The SMMT new car registration data confirms that the new car market has experienced an exceptional level of activity over the past few weeks with figures up by 23.1% over the same period last year. It would be fabulous to think that this surge in registrations was due to a significant change in consumer demand driven by confidence in the economy or outstanding demand for cost-effective new cars. Unfortunately, this is not the case although this unseasonal boost has brought the year to date market performance to a 4.2% deficit over the volume of cars registered by this point in 2017.
The reality is that August registrations have been boosted by the introduction of the new WLTP regulations that came into place at the beginning of September which effectively meant that large volumes of cars that could only meet the outgoing NEDC legislation needed to be registered before the August 31st cut off.
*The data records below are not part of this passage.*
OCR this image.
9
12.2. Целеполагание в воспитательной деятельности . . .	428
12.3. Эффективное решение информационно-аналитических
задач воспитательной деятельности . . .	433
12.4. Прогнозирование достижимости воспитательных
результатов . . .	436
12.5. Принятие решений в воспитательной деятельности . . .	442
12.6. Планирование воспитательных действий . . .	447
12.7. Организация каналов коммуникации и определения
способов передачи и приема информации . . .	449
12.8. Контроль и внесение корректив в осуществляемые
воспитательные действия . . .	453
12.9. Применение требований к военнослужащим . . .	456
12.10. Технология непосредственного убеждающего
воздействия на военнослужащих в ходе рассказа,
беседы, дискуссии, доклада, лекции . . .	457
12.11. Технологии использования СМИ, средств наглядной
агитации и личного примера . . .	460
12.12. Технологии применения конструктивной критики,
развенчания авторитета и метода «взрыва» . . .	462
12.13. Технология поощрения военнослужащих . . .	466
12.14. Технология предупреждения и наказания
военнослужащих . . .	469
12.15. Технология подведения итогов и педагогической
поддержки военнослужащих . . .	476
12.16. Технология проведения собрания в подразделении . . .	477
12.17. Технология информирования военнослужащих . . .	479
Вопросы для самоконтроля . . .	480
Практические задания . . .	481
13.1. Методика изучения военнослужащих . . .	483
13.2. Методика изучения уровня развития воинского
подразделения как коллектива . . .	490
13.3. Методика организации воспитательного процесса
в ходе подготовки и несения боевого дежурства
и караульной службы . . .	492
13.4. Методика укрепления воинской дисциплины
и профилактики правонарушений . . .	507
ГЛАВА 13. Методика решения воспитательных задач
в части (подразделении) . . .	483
This has resulted in some unprecedented new car deals being offered in an attempt to sell stock to retail consumers. However, it has also meant that there has been a significant increase in pre-registration activity.
As a result, the detail of the market changes could be seen as largely irrelevant as it is so distorted. Looking at diesel car registration data demonstrates the level of potential inaccuracy with a decline in volume of 7.7% over August 2017. Compare this to the year to date drop in diesel registrations of 28.7% and it is clear that something is not right, although the market share for the month at 29.7% is 10% lower than in 2017 which is more in line with the 11.1% decline measured year to date in 2018.
Petrol powered registrations for the month have improved by 39.1% which is notable to say the least but not as large as the 88.7% increase in registrations for Alternative Fuel vehicles. With figures that appear to be so inflated, the need for detailed new car market analysis has never been greater. It will be fascinating to see what happens to registrations during the usually key month of September although indications are that new car supply has been disrupted and focus may well be on moving the quantity of pre-registered vehicles now sitting in the used car market. The remainder of the year is likely to be hard to forecast and will bring challenges to some new car franchises.
With such a difficult trading period in the new car market unfolding day by day, and set to be the case for the remainder of 2018, many businesses will be looking to the used car market to bring stability and more importantly profit to their bottom line. Reviewing the Cazana data collated daily over the past month shows that the used car market has slowed slightly although this should come as no surprise given that August is a key holiday month for much of the British population and with such favourable weather conditions traffic at the dealerships and more importantly online has been slower than many would have liked.